Reiner les hizo un gesto, y todos salieron de la corriente de hombres y se metieron en un estrecho pasillo que quedaba entre dos tiendas de caballería.
—Pero…, pero no puede ser —insistió Karel, mientras recobraba el aliento—. El hombre que ha dado la alarma es un lancero. Los lanceros le son leales a Gutzmann.
—Lamento ser yo quien te dé la noticia, muchacho —dijo Reiner—, pero incluso un hombre de la caballería puede ser comprado. —Suspiró y se recostó contra la muralla—. Muchachos, tengo la sensación de que ya no nos queda nada que hacer aquí. Si Shaeder hace su jugada, Gutzmann tiene que estar muerto. Creo que lo mejor que podemos hacer es marcharnos a casa e informar a Manfred de la traición del comandante.

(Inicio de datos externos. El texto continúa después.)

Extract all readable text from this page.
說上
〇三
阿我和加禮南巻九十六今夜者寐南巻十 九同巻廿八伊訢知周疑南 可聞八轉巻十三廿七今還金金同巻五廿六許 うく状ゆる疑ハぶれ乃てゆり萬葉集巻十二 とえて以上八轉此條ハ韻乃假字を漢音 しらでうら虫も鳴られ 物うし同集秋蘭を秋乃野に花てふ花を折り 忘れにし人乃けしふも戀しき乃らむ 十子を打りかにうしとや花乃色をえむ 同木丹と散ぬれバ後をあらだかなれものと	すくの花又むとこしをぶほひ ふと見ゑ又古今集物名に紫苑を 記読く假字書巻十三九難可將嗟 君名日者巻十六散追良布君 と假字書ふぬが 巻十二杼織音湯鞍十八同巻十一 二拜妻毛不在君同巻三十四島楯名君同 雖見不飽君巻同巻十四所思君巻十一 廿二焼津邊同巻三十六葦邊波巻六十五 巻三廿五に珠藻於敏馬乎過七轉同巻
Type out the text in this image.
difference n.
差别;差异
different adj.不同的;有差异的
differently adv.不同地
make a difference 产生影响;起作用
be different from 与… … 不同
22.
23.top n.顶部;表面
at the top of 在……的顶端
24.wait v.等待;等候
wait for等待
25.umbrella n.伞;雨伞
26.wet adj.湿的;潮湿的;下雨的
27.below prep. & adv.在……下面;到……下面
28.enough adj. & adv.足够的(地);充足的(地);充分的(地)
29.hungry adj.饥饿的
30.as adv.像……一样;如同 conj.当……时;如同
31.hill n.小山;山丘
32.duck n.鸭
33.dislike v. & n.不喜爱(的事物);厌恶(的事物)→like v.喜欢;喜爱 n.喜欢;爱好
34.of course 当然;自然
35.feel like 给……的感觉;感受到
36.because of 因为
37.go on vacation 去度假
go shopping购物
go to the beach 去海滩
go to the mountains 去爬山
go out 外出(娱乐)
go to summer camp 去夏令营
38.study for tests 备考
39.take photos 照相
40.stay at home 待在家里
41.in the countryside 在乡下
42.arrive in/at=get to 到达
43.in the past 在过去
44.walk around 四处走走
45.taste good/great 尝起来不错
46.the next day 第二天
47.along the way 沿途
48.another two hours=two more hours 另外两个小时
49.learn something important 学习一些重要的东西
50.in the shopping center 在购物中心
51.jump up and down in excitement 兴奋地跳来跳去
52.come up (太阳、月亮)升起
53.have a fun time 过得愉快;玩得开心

—¿Y dejar el fuerte a merced de los hombres rata? —preguntó Karel, horrorizado.
—¿Qué quieres que hagamos, muchacho? —preguntó Reiner—. Nosotros nueve no podemos detener a un ejército de monstruos, y ya hemos intentado poner sobre aviso a la oficialidad. Dos veces. —Miró a los demás—. Estoy, por supuesto, abierto a las sugerencias.
Los Corazones Negros parecían descontentos, pero no dijeron nada.
—Bien, entonces. —Reiner se apartó de la muralla—. Nos marchamos. Primero quiero volver a la mina para asegurarme de que Gutzmann haya muerto. Luego nos dirigiremos al norte.
Los otros asintieron con la cabeza, malhumorados. Franka lanzó una mirada penetrante a Reiner.